Illuminating Biology at the Nanoscale with Single-Molecule and Super-Resolution Fluorescence Microscopy

Xiaowei Zhuang, PhD

Xiaowei Zhuang, PhD

Professor of Chemistry and Chemical Biology
Professor of Physics
Investigator, Howard Hughes Medical Institute

Howard Hughes Medical Institute, Harvard University

Cambridge, Massachusetts

Dr Zhuang's Website

Dissecting the inner workings of a cell requires imaging methods with molecular specificity, single-molecule sensitivity, molecular-scale resolution, and dynamic imaging capability such that molecular interactions inside the cell can be directly visualized. Fluorescence microscopy is a powerful imaging modality for investigating cells largely owning to its molecular specificity and dynamic imaging capability. However, the spatial resolution of light microscopy, classically limited by the diffraction of light to a few hundred nanometers, is substantially larger than typical molecular length scales in cells. Hence many subcellular structures and dynamics cannot be resolved by conventional fluorescence microscopy.
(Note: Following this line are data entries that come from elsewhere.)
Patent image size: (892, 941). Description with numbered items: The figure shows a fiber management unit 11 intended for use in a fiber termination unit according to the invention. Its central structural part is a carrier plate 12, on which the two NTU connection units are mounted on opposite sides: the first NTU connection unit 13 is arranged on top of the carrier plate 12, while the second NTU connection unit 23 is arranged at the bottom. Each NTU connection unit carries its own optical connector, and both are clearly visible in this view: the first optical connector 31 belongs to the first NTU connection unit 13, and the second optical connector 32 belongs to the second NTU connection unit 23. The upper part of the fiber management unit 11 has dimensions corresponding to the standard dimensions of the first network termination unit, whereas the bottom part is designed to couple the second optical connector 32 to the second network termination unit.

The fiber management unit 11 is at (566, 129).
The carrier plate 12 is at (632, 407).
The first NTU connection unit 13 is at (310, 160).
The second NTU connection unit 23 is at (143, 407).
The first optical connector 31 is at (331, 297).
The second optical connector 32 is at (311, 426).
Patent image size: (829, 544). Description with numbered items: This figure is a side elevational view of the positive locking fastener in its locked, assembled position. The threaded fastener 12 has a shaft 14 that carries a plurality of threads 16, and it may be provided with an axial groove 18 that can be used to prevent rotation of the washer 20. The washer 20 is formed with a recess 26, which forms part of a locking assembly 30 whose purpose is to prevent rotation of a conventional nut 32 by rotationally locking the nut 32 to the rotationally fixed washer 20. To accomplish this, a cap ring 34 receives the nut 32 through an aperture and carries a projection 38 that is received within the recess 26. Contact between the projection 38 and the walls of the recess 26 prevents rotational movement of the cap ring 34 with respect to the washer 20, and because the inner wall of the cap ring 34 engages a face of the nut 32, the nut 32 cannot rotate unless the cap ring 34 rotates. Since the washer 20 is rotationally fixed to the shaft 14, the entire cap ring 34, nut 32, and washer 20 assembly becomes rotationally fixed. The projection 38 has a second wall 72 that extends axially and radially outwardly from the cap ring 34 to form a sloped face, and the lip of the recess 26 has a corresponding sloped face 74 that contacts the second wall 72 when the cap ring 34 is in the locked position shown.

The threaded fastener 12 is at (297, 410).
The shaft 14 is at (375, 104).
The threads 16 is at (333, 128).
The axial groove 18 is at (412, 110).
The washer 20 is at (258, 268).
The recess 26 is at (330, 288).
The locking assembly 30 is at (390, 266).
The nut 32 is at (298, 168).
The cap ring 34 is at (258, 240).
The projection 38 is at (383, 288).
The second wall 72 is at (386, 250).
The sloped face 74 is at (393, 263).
We developed a super-resolution fluorescence microscopy method, stochastic optical reconstruction microscopy (STORM), which breaks the diffraction limit. STORM uses single-molecule imaging and photo-switchable fluorescent probes to temporally separate the spatially overlapping images of individual molecules. This approach has allowed multicolor and three-dimensional imaging of living cells with nanometer-scale resolution and enabled discoveries of novel sub-cellular structures. In this talk, I will discuss the recent technological development and biological applications of STORM.